Бабаев как-то незаметно для себя отворял дверь шире, шире... "Она целовала меня недавно!" – кричал в нем кто-то, и кто-то другой сзади смеялся, кривляясь: "А старуха? старуха?.." Перед самыми глазами торчала толстая нога в пестром чулке.

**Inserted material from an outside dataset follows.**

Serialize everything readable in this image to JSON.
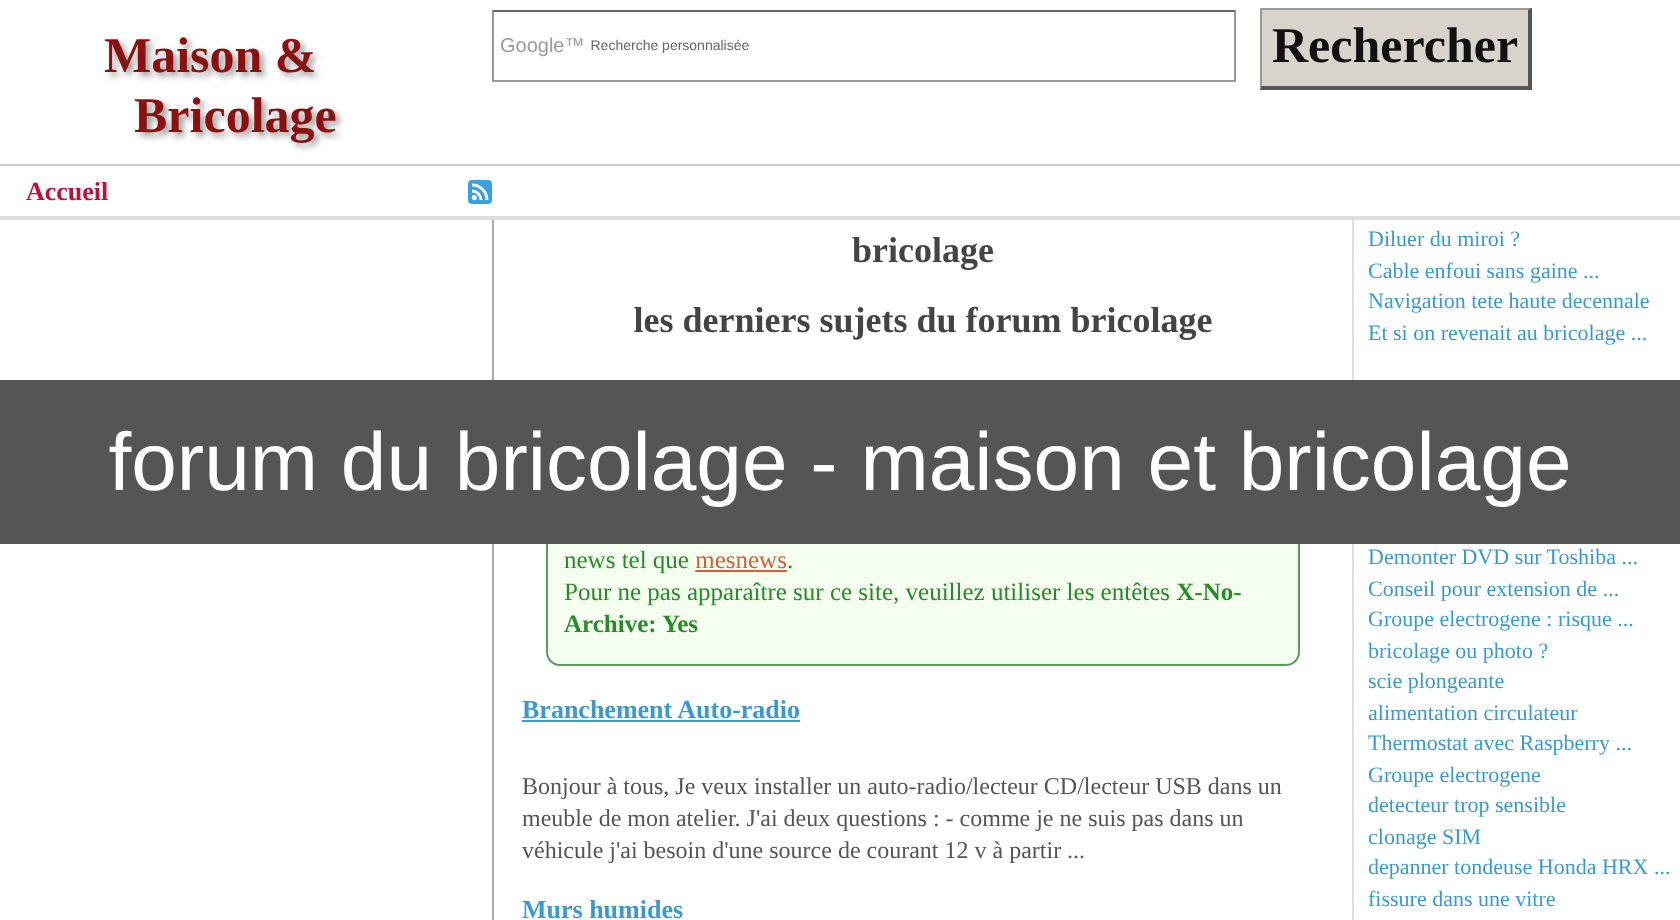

И еще не зная, что сделает он через минуту, еще вглядываясь и отгоняя дрожь, Бабаев услышал вдруг, как кто-то грозит ему пальцем... Быстро представилось, как он, еще маленький, лезет на грушу возле дома, а в окно пальцем стучит отец; сквозь стекла видны тугие серые усы и желтые ладони.
Стук гремучий, близкий, не здесь, а выше, под потолком.
Бабаев притворил дверь плечом. Широко, смаху оглядел комнату. Понял. На крыше по глухому железу кто-то шел медленно, осторожно проставляя ноги. В тишину сонных комнат падали шаги, круглые, как обручи.
Несколько моментов еще, и уже всюду во всю высоту комнат гремели шаги.
"Вот оно! Дождались!" – жутко мелькнуло у Бабаева, когда он бросился одеваться.
VIII
Шаги на крыше здесь, внизу, отдавались, как страх. Страх рос. Из-за двери навстречу ему плеснул резкий крик. Что-то упало на пол, покатилось. Тугой правый сапог Бабаева не лез на ногу, и от него, разогретого, пахло прелой кожей. В углу смеялись две тени от свечки – желтая, синяя. Все казалось, что кто-то отпирает парадную дверь подобранным ключом. Взброшенные глаза искали револьвер на столе между книгами.
Грохотало уже над головой, над самым потолком. Кругло сливался, как на воде, каждый шаг с новым шагом и гудел: гу-у, гу-у...
– Иван! Ива-ан! – пронзительно кричала старуха. Резко ударив о стену дверью, вскочила в комнату Надежда Львовна в полосатом платке, захваченном у голой шеи рукой. Белая, с огромными глазами, с открытым проснувшимся ртом.
– Что это? – спросила глухо. – А?
Наклонилась, вперед вытянув шею; стала, не двигаясь. Как шар докатился по полу знакомый звук: Иван звякнул о косяк ломом. И потом растерянное: "О-о-о! О-о-о!" Это по-бабьи бестолково и высоко голосила Матрена.
Страшно много стало закружившихся криков и много глаз. Вбежал Иван, всклокоченный, с расстегнутым воротом красной рубахи, босой. Держал лом наперевес, как пику.
Кучей несвязанных плещущих тряпок казалась старуха. Зачем-то металась по комнате, чего-то искала. Выхватывала ключи из ящиков комода, прятала в юбку. И вся тряслась и спеша шептала: "Ох, господи!" – и крестилась.
Шаги на крыше стали ближе, сверкали.
У Матрены скрючило руки от испуга, крупно дрожал подбородок. Была в одной рубахе, противная, грязная, и мычала.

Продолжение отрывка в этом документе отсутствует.